Solve for $a$: $ab \text{ mod } c = d$

Question

$ab $ mod $ c = d$

$b$ and $c$ are coprime meaning that $d$ is unique in the range $0$ to $c-1$.

How can I solve for a given $b, c,$ and $d$? Known that $a$ is in range $0$ to $c-1$

Real World Example:
I have 10 people in a queue. If I wanted to split their positions by 7 places in order. I would start with [0, 1, 2, 3, 4, 5, 6, 7, 8, 9] -> [0, 3, 6, 9, 2, 5, 8, 1, 4, 7]

The index of each person after the rearrange is:

(original index * shift in index) mod number of people = new index

I want to find the inverse. Which person in the original queue ended up at the given index in the new queue.

Answer 1

If $b$ and $c$ are coprime there is a class called $b^{-1}$ so that $b^{-1}b \equiv 1 \pmod c$ and thus $ab \equiv d \pmod c$ can be solved by $a \equiv abb^{-1} \equiv db^{-1}\pmod c$.

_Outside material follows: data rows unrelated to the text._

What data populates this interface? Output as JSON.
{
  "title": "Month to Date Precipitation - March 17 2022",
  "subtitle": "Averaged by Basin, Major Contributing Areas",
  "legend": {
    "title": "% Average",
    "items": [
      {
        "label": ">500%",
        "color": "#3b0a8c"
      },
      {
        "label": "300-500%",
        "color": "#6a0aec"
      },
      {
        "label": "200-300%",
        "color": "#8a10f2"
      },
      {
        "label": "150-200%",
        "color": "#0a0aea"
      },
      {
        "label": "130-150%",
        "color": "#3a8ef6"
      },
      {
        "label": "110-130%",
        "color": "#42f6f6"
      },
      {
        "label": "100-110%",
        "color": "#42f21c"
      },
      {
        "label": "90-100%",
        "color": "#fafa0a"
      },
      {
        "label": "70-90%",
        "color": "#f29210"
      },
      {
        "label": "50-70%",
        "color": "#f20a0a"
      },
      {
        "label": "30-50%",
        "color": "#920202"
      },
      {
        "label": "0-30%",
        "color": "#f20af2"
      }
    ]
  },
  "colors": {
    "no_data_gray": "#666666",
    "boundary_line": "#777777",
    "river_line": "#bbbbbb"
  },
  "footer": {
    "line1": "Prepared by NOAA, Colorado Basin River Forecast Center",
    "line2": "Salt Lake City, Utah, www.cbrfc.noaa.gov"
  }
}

(Note: if $b$ and $c$ are not coprime there is no solution)

So how to solve this is with Euclids alogorthm:

So in your example you want $7a \equiv 1 \pmod {10}$.

$10 = 7 + 3$ so $3 = 10 - 7$.

$7 = 2*3 + 1 = 2(10-7) + 1 = -2*7 +1 + 2*10$ so $1= 3*7 - 2*10\equiv 3*7 \pmod{10}$.

So $7^{-1}\equiv 3 \pmod {10}$.

....

A more significant example: Solve $7a \equiv 8\pmod 18$.

$18 = 2*7 + 4$ so $4 = -2*7 + 18 \equiv -2*7 \pmod{18}$.

$7 = 4+ 3$ so $3 = -4+7 = 2*7 + 7 -18 =3*7 -18 \equiv 3*7\pmod {18}$

$4 = 3+1$ so $1 = 4-3 \equiv (-2*7) - (3*7) \equiv -5*7\equiv 13\pmod {18}$.

So $7^{-1}\equiv 13 \pmod {18}$

(And just to confirm $1 {? \over\equiv} 7^{-1}*7 \equiv 13*7 \equiv 91 =5*18+1 \equiv 1 \pmod {18}$. Yes it works. $7^{-1}\equiv 13 \pmod {18}$.

So $7a \equiv 8\pmod{18}\implies$

$13*7a \equiv 8*13\pmod {18}\implies$

$a \equiv 104\equiv 14 \pmod{18}$.

(And just to confirm: $7*14 = 98 \equiv 8 \pmod {18}$. Yes, it works.)

Answer 2

ab=d(mod c) => a=d*b^-1 (mod c)

If there is no inverse for b mod c, then the equation is not solvable.

In your example, 3^-1 (mod 10) = 7(mod 10) because 3*7=21=1(mod 10).